2.A Bélgica é também a pátria de Pieter Bruegel o Velho, o grande pintor da Flandres que no século XVI desenhou com mestria as personagens mais encantadoras e também mais estranhas dos Países Baixos. Criou um universo de jogos, festas, quermesses e cerimoniais familiares, que fez alternar com personagens de fantasia, virando a sociedade de pernas para o ar. Basta ver A Queda dos Anjos rebeldes, Os provérbios Neerlandeses ou A Torre de Babel. Os Museus Reais das Belas Artes de Bruxelas estão a apresentar uma exposição magnífica à volta do trabalho deste pintor mas também de outros de épocas contíguas. A aliança da arte à tecnologia pelos ecrãs táteis, pelas projeções em largas paredes e pela consulta em “smartphone” através de aplicações informáticas trazem uma outra dimensão à ida ao museu e torna-se inevitável nos tempos que correm. Nada substitui no entanto o ver de perto os quadros de Bruegel na sala 68 do primeiro andar do Museu.

Os mais sensatos dizem no entanto que aquela não é a atual sociedade belga, que vive hoje cercada pela reivindicação do independentismo flamengo. O território atual da Bélgica, que foi ao longo dos séculos objeto da ambição das potências mais fortes, a França, a Espanha e a Áustria (chamou-se mesmo em épocas diferentes Países Baixos Austríacos e Países Baixos Espanhóis), apenas se tornou independente em 1830. Fruto do prestígio do francês como língua administrativa e de cultura, a língua oficial era o francês, sendo as pretensões dos flamengos (que falam neerlandês) esmagadas ou esquecidas ao longo de dois séculos. O domínio da Valónia no plano económico até meados do séc. XX levava também a esta hegemonia. Entretanto a situação virou-se, com a tecnologia a pôr a Flandres na linha da frente. A criação de um estado federal nos anos 90 do século passado não veio resolver os problemas e a situação tem vindo a complicar-se, com os flamengos a não quererem suportar os custos da Valónia, hoje menos próspera.

O que tem segurado a situação não é tanto a monarquia, que parece não deter o prestígio que outras casas reais conquistaram. Tem valido o pesar das complicações que viriam a seguir à separação.
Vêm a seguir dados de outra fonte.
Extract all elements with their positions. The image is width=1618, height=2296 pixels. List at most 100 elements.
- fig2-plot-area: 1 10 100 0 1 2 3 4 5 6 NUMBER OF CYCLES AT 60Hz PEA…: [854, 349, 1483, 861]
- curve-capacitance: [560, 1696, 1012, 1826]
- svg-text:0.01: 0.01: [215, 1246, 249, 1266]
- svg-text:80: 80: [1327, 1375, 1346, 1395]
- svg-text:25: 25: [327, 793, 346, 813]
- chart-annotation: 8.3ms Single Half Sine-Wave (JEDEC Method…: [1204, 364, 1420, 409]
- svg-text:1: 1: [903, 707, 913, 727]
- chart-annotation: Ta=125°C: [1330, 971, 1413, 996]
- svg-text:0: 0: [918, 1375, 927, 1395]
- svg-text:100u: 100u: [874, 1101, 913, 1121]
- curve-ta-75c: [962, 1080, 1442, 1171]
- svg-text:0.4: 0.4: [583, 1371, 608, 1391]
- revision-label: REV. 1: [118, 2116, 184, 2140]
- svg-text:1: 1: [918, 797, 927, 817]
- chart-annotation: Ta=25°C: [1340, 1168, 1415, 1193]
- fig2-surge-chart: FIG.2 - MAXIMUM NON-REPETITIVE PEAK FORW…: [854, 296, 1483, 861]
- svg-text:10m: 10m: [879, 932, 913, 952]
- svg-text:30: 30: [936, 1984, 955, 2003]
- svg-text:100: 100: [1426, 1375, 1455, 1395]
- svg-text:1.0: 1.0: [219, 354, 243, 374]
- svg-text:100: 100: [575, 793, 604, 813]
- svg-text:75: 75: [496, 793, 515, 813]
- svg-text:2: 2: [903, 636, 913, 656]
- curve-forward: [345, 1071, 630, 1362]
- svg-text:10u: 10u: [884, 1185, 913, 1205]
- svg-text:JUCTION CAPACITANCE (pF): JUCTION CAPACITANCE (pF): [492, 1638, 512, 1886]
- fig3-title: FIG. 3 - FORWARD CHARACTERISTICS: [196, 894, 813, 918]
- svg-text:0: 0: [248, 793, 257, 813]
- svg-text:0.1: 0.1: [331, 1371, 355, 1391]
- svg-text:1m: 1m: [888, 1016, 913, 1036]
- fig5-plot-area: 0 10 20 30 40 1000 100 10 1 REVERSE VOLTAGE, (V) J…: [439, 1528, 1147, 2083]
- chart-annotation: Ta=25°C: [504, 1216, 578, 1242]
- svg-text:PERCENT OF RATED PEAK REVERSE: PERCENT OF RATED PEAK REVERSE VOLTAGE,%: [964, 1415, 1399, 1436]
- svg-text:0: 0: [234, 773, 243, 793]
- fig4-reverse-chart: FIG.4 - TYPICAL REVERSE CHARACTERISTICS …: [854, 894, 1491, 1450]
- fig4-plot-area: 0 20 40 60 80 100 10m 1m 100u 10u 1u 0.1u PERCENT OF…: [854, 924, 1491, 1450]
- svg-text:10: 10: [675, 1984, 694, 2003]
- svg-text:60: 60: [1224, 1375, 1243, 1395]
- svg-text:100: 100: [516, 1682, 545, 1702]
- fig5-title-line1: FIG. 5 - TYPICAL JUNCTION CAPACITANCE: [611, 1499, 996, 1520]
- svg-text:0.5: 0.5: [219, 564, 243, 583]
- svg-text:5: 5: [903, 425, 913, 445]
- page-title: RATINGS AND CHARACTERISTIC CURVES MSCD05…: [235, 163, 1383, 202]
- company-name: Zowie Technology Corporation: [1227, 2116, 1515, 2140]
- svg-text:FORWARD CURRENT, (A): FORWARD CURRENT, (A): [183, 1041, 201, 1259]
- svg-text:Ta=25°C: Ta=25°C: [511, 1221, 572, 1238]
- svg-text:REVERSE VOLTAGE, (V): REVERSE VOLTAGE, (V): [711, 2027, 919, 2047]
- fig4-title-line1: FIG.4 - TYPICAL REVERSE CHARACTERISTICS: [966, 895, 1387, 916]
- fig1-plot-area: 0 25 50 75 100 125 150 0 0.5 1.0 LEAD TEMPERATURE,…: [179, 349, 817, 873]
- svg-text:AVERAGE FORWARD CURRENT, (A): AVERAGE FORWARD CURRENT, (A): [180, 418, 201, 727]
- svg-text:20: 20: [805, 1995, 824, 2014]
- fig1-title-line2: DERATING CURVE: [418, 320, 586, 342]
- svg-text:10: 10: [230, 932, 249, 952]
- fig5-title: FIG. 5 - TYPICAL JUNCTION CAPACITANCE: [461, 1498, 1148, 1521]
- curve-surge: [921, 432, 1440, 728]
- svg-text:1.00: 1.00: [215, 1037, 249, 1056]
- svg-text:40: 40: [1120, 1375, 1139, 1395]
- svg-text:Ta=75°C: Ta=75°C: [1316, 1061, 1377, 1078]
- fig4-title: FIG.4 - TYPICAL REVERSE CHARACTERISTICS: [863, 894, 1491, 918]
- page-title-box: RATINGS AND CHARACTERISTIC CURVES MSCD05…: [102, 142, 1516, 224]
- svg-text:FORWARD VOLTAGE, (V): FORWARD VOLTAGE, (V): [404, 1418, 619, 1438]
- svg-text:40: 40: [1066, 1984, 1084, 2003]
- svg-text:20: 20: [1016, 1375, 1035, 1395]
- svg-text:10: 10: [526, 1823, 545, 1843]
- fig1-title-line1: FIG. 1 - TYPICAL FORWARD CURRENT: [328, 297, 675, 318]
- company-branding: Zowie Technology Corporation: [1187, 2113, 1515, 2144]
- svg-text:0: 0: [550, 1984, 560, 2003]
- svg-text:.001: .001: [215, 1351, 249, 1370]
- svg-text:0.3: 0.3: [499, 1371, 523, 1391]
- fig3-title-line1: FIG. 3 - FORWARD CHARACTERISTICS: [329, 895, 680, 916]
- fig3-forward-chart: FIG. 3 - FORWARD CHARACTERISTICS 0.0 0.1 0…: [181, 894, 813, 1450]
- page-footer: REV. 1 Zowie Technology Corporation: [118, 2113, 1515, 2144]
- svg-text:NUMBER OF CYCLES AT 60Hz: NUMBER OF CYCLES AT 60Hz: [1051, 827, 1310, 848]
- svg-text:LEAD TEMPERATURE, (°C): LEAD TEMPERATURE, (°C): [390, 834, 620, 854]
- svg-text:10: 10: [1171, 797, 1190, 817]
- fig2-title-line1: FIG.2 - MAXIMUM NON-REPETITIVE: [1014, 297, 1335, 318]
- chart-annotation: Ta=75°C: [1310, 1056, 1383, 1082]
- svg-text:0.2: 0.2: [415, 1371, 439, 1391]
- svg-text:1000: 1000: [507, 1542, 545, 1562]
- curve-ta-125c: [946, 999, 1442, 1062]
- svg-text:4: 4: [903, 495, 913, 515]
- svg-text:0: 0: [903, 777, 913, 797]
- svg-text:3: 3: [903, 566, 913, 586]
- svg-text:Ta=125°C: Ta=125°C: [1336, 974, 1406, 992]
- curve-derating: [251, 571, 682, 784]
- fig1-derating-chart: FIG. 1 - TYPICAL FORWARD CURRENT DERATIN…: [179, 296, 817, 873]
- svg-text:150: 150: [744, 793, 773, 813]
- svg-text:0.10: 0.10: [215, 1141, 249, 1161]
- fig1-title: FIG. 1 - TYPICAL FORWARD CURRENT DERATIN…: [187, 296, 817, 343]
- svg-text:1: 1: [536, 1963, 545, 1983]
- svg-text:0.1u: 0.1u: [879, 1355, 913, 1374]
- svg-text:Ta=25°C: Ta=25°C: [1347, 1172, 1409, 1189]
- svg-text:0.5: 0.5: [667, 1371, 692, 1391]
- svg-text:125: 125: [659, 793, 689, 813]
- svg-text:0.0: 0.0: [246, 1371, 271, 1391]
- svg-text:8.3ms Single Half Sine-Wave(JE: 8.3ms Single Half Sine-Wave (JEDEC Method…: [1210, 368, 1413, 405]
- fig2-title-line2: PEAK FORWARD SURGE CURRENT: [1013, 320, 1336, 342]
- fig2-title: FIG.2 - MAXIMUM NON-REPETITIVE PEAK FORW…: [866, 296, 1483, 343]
Esta Bruxelas que acabo de visitar é um enclave na Flandres, sendo que 85% dos habitantes de Bruxelas falam francês. Nem a Valónia aceitaria ficar sem Bruxelas, nem a Flandres aceitaria um enclave valão pujante de vitalidade económica no seu território. Somem agora tudo isto à implantação muçulmana em Bruxelas e ao estatuto de capital europeia e digam lá se isto não é mesmo um imbróglio.